Early retirement or redundancy can sharply increase the likelihood that men in their 50s will spend their old age in poverty. But the long-term effects on income of leaving the labour market before age 60 vary widely between different occupational groups.
A study for the Joseph Rowntree Foundation suggests that men who have spent most of their working lives in occupations such as clerical or sales, skilled crafts, and personal or protective services (ranging from police constables and paramedics to waiters) may be especially vulnerable if they stop work early. By contrast, low rates of participation in the labour market between 50 and 60 appear to make little difference to the chances of being poor in old age for women or also for men who worked in managerial, professional or manual occupations.
The researchers from the Institute for Social and Economic Research at the University of Essex analysed data gathered throughout the 1990s as part of the British Household Panel Survey. This showed a rise in employment rates among women aged 50–54, while rates among men stabilised after falling steeply during the 1980s. However, the income gap between older people retiring on occupational and personal pensions and those who had to rely on state pensions and benefits remained substantial.
The study found that the risks of having a low income after 60 (defined as being among the poorest third of the 60+ population) were strongly related to occupational group and continuity of employment between 20 and 60. Not surprisingly, women who had worked in managerial, professional, and clerical occupations were less likely to be poor, as were men from professional and clerical backgrounds.

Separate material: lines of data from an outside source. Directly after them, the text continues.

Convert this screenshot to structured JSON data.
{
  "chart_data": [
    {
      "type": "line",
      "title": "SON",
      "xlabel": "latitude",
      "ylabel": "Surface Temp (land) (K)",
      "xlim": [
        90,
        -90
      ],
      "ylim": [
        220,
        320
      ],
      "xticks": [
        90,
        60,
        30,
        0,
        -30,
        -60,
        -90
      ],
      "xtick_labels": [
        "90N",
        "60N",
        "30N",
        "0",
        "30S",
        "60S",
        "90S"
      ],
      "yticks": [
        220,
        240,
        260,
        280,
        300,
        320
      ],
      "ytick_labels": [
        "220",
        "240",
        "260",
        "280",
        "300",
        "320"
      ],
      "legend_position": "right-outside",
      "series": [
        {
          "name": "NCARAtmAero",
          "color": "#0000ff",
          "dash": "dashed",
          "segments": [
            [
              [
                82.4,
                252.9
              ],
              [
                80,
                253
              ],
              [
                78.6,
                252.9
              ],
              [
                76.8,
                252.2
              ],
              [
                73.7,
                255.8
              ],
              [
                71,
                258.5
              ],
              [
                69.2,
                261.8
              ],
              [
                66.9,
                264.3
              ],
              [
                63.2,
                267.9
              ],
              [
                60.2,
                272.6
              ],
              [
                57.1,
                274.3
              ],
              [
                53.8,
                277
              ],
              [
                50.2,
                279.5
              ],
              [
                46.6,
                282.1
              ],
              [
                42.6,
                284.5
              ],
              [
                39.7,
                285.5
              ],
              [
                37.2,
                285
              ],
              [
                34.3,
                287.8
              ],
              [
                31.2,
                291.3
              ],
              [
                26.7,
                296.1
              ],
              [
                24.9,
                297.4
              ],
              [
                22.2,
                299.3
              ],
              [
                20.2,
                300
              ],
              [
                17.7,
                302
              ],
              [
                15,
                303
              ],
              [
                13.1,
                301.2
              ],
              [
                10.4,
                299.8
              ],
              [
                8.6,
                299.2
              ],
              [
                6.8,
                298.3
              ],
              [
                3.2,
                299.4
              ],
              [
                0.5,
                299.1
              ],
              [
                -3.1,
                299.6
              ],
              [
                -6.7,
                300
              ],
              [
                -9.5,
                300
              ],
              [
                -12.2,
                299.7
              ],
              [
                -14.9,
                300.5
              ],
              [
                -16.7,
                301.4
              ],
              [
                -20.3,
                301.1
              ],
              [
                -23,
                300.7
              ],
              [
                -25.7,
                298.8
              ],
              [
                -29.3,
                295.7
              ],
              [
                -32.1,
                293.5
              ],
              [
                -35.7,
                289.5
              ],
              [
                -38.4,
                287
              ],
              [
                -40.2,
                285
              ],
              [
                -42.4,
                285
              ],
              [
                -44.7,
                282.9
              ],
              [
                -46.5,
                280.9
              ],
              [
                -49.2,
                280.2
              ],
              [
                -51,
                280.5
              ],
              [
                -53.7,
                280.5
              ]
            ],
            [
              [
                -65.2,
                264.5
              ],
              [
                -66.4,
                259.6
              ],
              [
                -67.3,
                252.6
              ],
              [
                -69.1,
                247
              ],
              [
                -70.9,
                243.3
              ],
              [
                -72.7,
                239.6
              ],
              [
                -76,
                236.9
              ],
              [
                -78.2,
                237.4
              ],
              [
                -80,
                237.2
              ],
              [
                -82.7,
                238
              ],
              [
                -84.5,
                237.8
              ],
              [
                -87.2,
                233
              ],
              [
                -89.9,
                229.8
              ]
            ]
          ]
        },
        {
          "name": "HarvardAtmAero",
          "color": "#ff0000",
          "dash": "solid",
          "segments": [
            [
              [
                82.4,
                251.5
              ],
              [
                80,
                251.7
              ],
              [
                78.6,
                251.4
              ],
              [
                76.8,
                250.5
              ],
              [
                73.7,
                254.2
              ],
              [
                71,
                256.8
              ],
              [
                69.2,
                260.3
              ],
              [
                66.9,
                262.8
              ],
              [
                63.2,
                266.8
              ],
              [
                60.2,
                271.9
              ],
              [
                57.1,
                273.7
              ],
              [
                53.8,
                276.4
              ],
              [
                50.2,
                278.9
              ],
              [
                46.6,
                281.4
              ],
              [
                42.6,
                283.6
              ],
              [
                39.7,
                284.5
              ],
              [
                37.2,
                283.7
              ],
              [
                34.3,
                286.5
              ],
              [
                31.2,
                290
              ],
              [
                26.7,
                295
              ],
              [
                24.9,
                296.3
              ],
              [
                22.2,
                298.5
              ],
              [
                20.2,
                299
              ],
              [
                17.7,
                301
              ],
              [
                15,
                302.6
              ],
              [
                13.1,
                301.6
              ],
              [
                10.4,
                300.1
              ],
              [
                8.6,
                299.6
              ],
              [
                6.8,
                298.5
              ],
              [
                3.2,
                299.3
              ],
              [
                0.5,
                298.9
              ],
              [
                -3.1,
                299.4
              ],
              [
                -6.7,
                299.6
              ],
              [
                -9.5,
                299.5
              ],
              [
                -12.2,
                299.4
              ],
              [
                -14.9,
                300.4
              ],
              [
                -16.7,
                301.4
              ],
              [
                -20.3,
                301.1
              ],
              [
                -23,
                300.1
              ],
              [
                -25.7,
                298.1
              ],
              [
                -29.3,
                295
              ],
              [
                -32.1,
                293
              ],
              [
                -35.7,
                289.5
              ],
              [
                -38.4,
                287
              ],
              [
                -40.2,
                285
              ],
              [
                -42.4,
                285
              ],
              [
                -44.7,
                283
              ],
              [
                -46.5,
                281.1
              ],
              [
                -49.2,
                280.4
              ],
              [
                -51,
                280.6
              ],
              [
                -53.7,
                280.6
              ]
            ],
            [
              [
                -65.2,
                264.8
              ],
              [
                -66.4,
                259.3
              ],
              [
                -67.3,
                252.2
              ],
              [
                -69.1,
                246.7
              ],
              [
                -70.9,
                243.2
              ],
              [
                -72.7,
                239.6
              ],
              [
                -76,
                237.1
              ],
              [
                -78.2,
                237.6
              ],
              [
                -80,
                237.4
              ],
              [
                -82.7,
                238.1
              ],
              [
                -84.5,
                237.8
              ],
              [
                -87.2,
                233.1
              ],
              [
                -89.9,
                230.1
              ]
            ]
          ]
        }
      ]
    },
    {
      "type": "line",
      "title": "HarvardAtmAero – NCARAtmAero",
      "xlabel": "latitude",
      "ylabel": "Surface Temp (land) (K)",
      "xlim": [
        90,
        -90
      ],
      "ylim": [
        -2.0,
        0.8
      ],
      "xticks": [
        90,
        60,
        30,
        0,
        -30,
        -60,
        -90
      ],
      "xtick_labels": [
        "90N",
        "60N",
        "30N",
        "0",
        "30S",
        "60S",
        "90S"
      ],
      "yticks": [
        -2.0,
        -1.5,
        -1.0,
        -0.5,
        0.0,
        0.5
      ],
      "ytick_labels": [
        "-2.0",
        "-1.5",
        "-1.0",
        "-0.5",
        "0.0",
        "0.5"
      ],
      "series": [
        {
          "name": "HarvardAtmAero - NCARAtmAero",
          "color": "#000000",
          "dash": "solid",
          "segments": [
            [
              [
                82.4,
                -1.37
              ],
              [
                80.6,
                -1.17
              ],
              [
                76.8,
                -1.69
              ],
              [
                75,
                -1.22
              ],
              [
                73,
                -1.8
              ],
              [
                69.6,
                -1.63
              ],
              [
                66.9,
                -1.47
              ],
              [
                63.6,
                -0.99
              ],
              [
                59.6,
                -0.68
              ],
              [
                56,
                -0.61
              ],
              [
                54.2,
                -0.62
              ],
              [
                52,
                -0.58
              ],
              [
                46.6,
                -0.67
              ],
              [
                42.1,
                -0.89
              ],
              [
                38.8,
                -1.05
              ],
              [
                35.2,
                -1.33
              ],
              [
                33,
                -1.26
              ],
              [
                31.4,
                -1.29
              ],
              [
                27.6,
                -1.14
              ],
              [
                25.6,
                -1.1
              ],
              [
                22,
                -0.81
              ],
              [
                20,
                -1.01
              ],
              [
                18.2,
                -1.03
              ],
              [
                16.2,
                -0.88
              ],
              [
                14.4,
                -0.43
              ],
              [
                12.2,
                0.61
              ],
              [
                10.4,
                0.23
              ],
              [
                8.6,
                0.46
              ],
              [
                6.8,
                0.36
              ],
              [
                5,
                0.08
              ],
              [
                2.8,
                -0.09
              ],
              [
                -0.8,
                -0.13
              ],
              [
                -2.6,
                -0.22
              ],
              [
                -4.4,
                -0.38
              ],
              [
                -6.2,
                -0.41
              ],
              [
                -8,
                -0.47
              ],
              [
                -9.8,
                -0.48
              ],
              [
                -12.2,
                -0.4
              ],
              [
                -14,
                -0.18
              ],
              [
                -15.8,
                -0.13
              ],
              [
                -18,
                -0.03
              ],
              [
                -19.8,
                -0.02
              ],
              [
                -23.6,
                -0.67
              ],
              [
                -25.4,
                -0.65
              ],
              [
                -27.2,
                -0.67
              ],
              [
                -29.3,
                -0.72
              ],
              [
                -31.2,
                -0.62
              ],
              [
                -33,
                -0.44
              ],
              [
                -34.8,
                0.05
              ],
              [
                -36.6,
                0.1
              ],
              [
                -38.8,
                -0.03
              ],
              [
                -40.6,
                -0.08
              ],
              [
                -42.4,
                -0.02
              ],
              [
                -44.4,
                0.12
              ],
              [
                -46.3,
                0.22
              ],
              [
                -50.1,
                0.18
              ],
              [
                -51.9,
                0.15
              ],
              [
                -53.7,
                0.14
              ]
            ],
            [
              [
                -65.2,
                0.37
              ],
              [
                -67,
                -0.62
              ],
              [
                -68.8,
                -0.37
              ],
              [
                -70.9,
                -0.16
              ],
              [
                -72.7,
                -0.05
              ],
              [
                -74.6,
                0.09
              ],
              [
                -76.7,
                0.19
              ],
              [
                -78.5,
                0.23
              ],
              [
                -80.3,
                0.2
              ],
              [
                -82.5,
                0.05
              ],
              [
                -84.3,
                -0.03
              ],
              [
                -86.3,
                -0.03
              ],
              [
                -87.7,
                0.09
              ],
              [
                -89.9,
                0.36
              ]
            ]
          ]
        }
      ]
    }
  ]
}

However, further analysis revealed that the advantage enjoyed by men in some white-collar occupations could be substantially reduced by an early exit from the labour market. For example, the probability that men who had worked for 30 years or more in personal and protective services would have a low income when 60+ was only 9 per cent if they worked throughout their 50s. But for those who worked for fewer than five years during their 50s, the probability was as high as 67 per cent.
The authors argue that reduced opportunities to amass savings and pension entitlement were unlikely to have been the only reason that stopping work in their 50s led to a low income when aged 60+. Many of the men affected may also have been low earners within their occupational group and, as such, more likely to lose their jobs.
They also suggest that the lack of association between women’s poverty in old age and early labour market exit in their 50s was because intermittent labour attachment was a characteristic feature of their whole working life (e.g. breaks from paid work for child care and other reasons), not only in their 50s. By contrast, work attachment for most men only became intermittent in their 50s. What was particularly relevant for the chances that a woman over 60 would be relatively poor was her household type and marital status. Women without a partner, especially those who were divorced, had a substantially higher risk of low incomes than those who were married or cohabiting.
Dr. Elena Bardasi, co-author of the report, said: “These results suggest that, for many women, having a partner with a good working history still makes more difference to their income after retirement than their own working histories. The findings also underline the importance of measures to enable men and women to make better provision for their old age and accumulate assets during their working lives in the form of savings or pension rights. While women’s participation in the labour market over their whole working lives will affect the adequacy of their retirement incomes, our study shows that policy measures to tackle pensioner poverty that focus on early withdrawal from the labour market will make the greatest difference to men.”